Darum gehts
- EU einigt sich auf 90-Milliarden-Euro-Paket zur Unterstützung der Ukraine
- Putin hält traditionelle Jahrespressekonferenz
- Kreml-Herrscher wird Auftritt für weitere Rechtfertigung des Ukraine-Krieges nutzen
- Trump drängt Kiew zu schnellen Zugeständnissen bei Friedensgesprächen
Die EU hat sich auf ein Finanzpaket von 90 Milliarden Euro zur Unterstützung der Ukraine verständigt. Das zinslose Geld soll nach Angaben des deutschen Bundeskanzlers Friedrich Merz (70) ausreichen, um den militärischen Bedarf und den ukrainischen Staatshaushalt für die kommenden zwei Jahre zu decken. «Dieses Signal ist entscheidend, um den Krieg zu beenden», sagte Merz. Putin werde erst einlenken, «wenn er begreift, dass sich sein Krieg nicht lohnen wird».
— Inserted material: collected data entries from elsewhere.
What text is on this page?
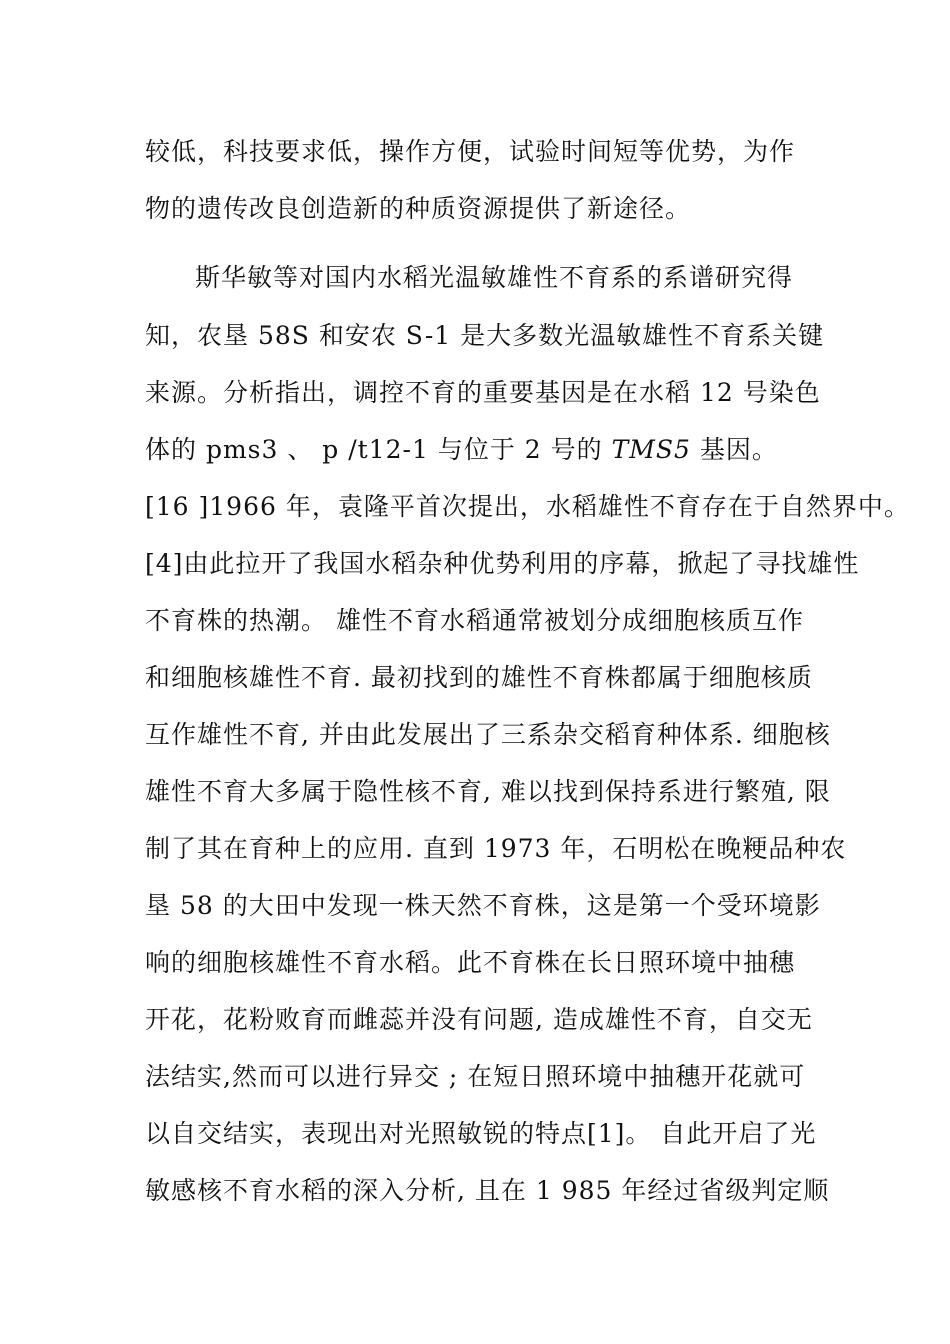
较低，科技要求低，操作方便，试验时间短等优势，为作
物的遗传改良创造新的种质资源提供了新途径。
斯华敏等对国内水稻光温敏雄性不育系的系谱研究得
知，农垦 58S 和安农 S-1 是大多数光温敏雄性不育系关键
来源。分析指出，调控不育的重要基因是在水稻 12 号染色
体的 pms3 、 p /t12-1 与位于 2 号的 TMS5 基因。
[16 ]1966 年，袁隆平首次提出，水稻雄性不育存在于自然界中。
[4]由此拉开了我国水稻杂种优势利用的序幕，掀起了寻找雄性
不育株的热潮。 雄性不育水稻通常被划分成细胞核质互作
和细胞核雄性不育. 最初找到的雄性不育株都属于细胞核质
互作雄性不育, 并由此发展出了三系杂交稻育种体系. 细胞核
雄性不育大多属于隐性核不育, 难以找到保持系进行繁殖, 限
制了其在育种上的应用. 直到 1973 年，石明松在晚粳品种农
垦 58 的大田中发现一株天然不育株，这是第一个受环境影
响的细胞核雄性不育水稻。此不育株在长日照环境中抽穗
开花，花粉败育而雌蕊并没有问题, 造成雄性不育，自交无
法结实,然而可以进行异交 ; 在短日照环境中抽穗开花就可
以自交结实，表现出对光照敏锐的特点[1]。 自此开启了光
敏感核不育水稻的深入分析, 且在 1 985 年经过省级判定顺
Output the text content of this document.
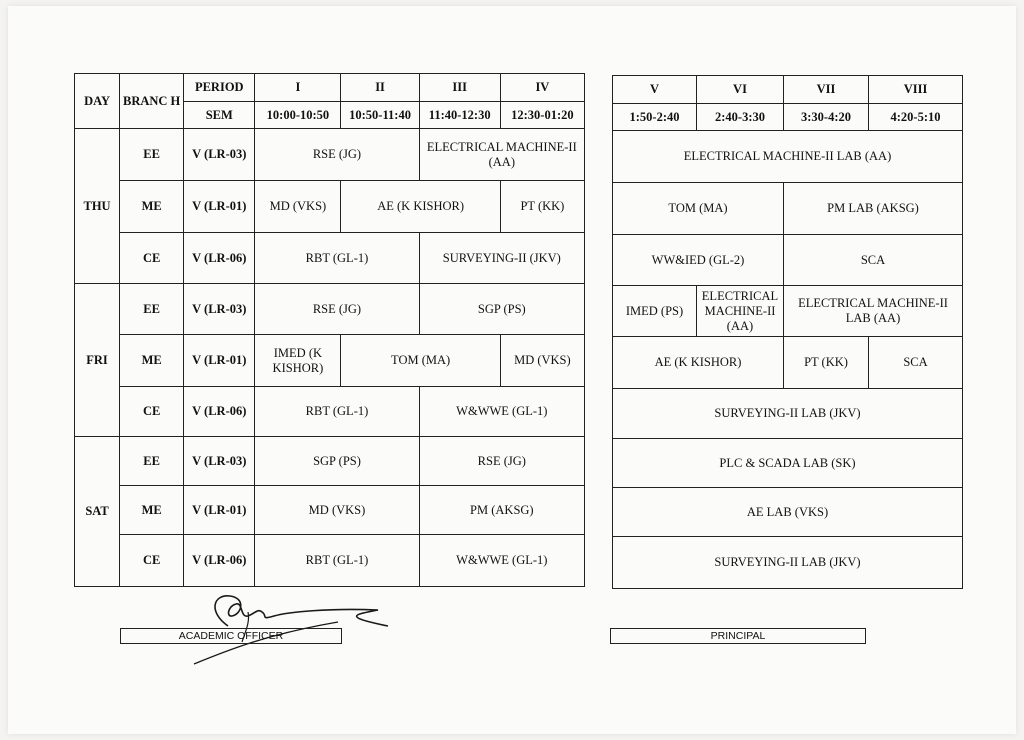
DAY	BRANC H	PERIOD	I	II	III	IV
		SEM	10:00-10:50	10:50-11:40	11:40-12:30	12:30-01:20
THU	EE	V (LR-03)	RSE (JG)		ELECTRICAL MACHINE-II (AA)	
	ME	V (LR-01)	MD (VKS)	AE (K KISHOR)		PT (KK)
	CE	V (LR-06)	RBT (GL-1)		SURVEYING-II (JKV)	
FRI	EE	V (LR-03)	RSE (JG)		SGP (PS)	
	ME	V (LR-01)	IMED (K KISHOR)	TOM (MA)		MD (VKS)
	CE	V (LR-06)	RBT (GL-1)		W&WWE (GL-1)	
SAT	EE	V (LR-03)	SGP (PS)		RSE (JG)	
	ME	V (LR-01)	MD (VKS)		PM (AKSG)	
	CE	V (LR-06)	RBT (GL-1)		W&WWE (GL-1)	
V	VI	VII	VIII
1:50-2:40	2:40-3:30	3:30-4:20	4:20-5:10
ELECTRICAL MACHINE-II LAB (AA)			
TOM (MA)		PM LAB (AKSG)	
WW&IED (GL-2)		SCA	
IMED (PS)	ELECTRICAL MACHINE-II (AA)	ELECTRICAL MACHINE-II LAB (AA)	
AE (K KISHOR)		PT (KK)	SCA
SURVEYING-II LAB (JKV)			
PLC & SCADA LAB (SK)			
AE LAB (VKS)			
SURVEYING-II LAB (JKV)			
ACADEMIC OFFICER	PRINCIPAL
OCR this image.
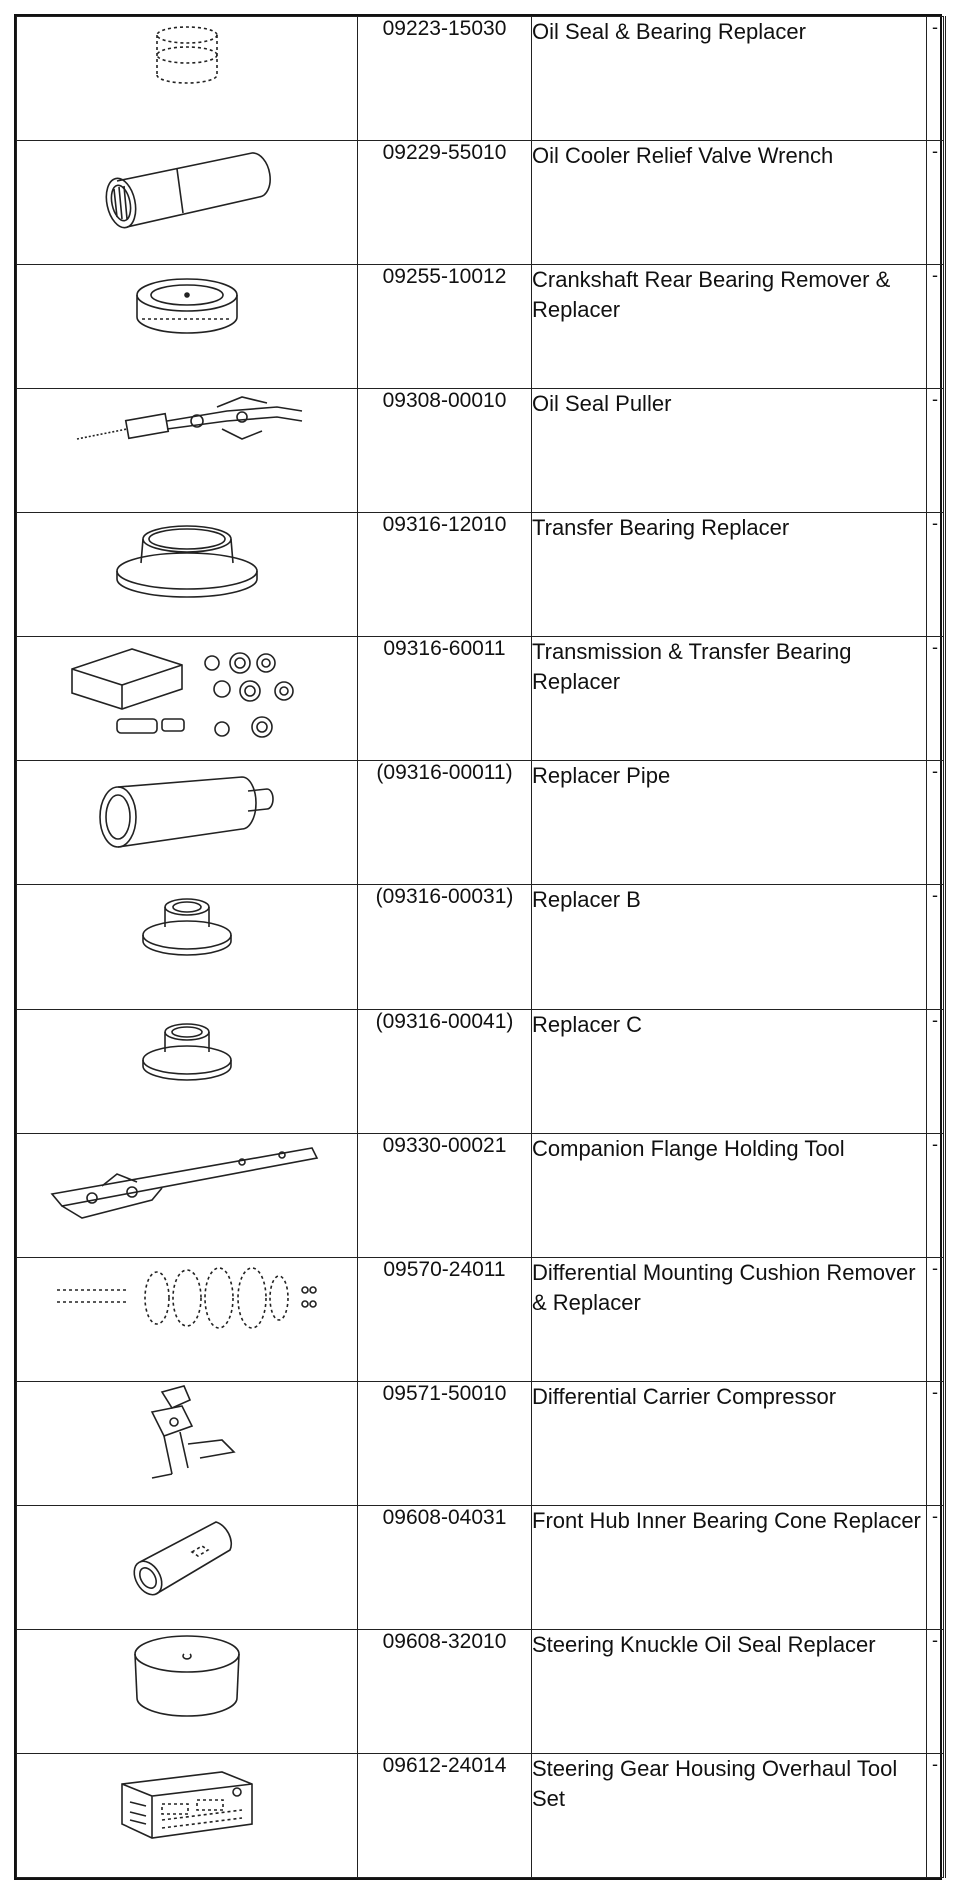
	09223-15030	Oil Seal & Bearing Replacer	-

	09229-55010	Oil Cooler Relief Valve Wrench	-

	09255-10012	Crankshaft Rear Bearing Remover & Replacer	-

	09308-00010	Oil Seal Puller	-

	09316-12010	Transfer Bearing Replacer	-

	09316-60011	Transmission & Transfer Bearing Replacer	-

	(09316-00011)	Replacer Pipe	-

	(09316-00031)	Replacer B	-

	(09316-00041)	Replacer C	-

	09330-00021	Companion Flange Holding Tool	-

	09570-24011	Differential Mounting Cushion Remover & Replacer	-

	09571-50010	Differential Carrier Compressor	-

	09608-04031	Front Hub Inner Bearing Cone Replacer	-

	09608-32010	Steering Knuckle Oil Seal Replacer	-

	09612-24014	Steering Gear Housing Overhaul Tool Set	-
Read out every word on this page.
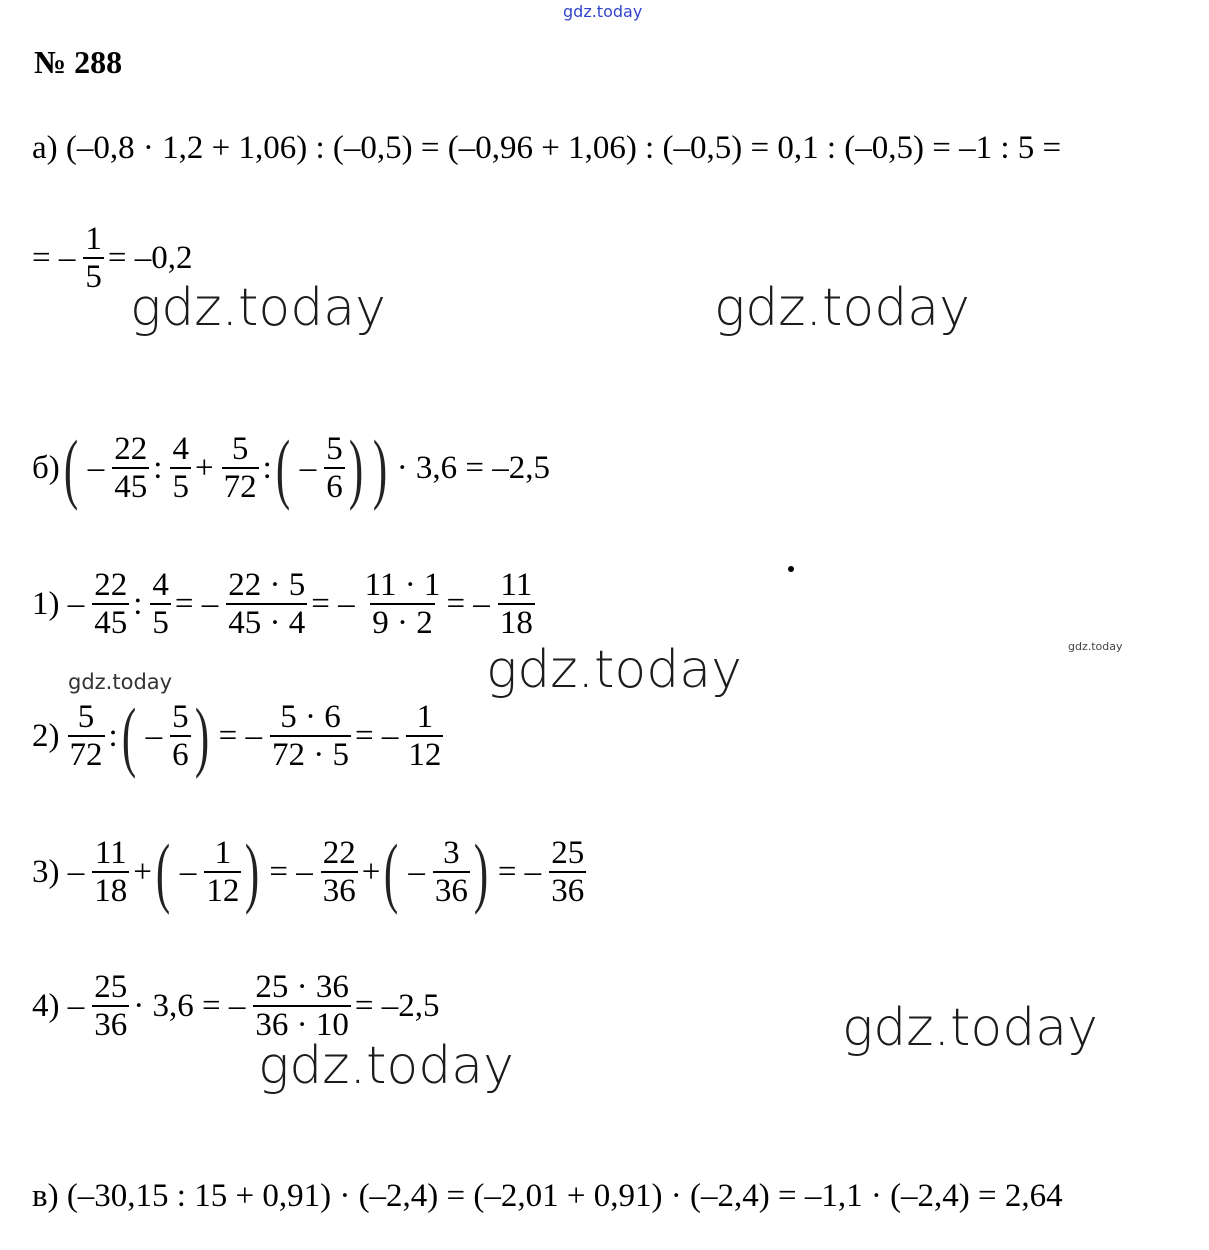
gdz.today
№ 288
а) (–0,8 · 1,2 + 1,06) : (–0,5) = (–0,96 + 1,06) : (–0,5) = 0,1 : (–0,5) = –1 : 5 =
= – $\frac{1}{5} = -0,2$
gdz.today	gdz.today
б) ( – $\frac{22}{45}$ : $\frac{4}{5} + \frac{5}{72}$ : ( – $\frac{5}{6}$ ) ) · 3,6 = –2,5
$1) - \frac{22}{45}$ : $\frac{4}{5}$ = – $\frac{22 \cdot 5}{45 \cdot 4}$ = – $\frac{11 \cdot 1}{9 \cdot 2}$ = – $\frac{11}{18}$
gdz.today
gdz.today
gdz.today
$2) \frac{5}{72}$ : ( – $\frac{5}{6}$ ) = – $\frac{5 \cdot 6}{72 \cdot 5}$ = – $\frac{1}{12}$
$3) - \frac{11}{18}$ + ( – $\frac{1}{12}$ ) = – $\frac{22}{36}$ + ( – $\frac{3}{36}$ ) = – $\frac{25}{36}$
$4) - \frac{25}{36} \cdot 3,6$ = – $\frac{25 \cdot 36}{36 \cdot 10} = -2,5$	gdz.today
gdz.today
в) (–30,15 : 15 + 0,91) · (–2,4) = (–2,01 + 0,91) · (–2,4) = –1,1 · (–2,4) = 2,64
Der Kompromiss bedeutet zugleich das Aus für den von Merz bevorzugten Plan, eingefrorenes russisches Staatsvermögen direkt für Darlehen an die Ukraine zu nutzen. Mehrere EU-Staaten hatten rechtliche und wirtschaftliche Risiken geltend gemacht. Die Vermögenswerte sollen eingefroren bleiben, bis Russland Entschädigungen zahlt.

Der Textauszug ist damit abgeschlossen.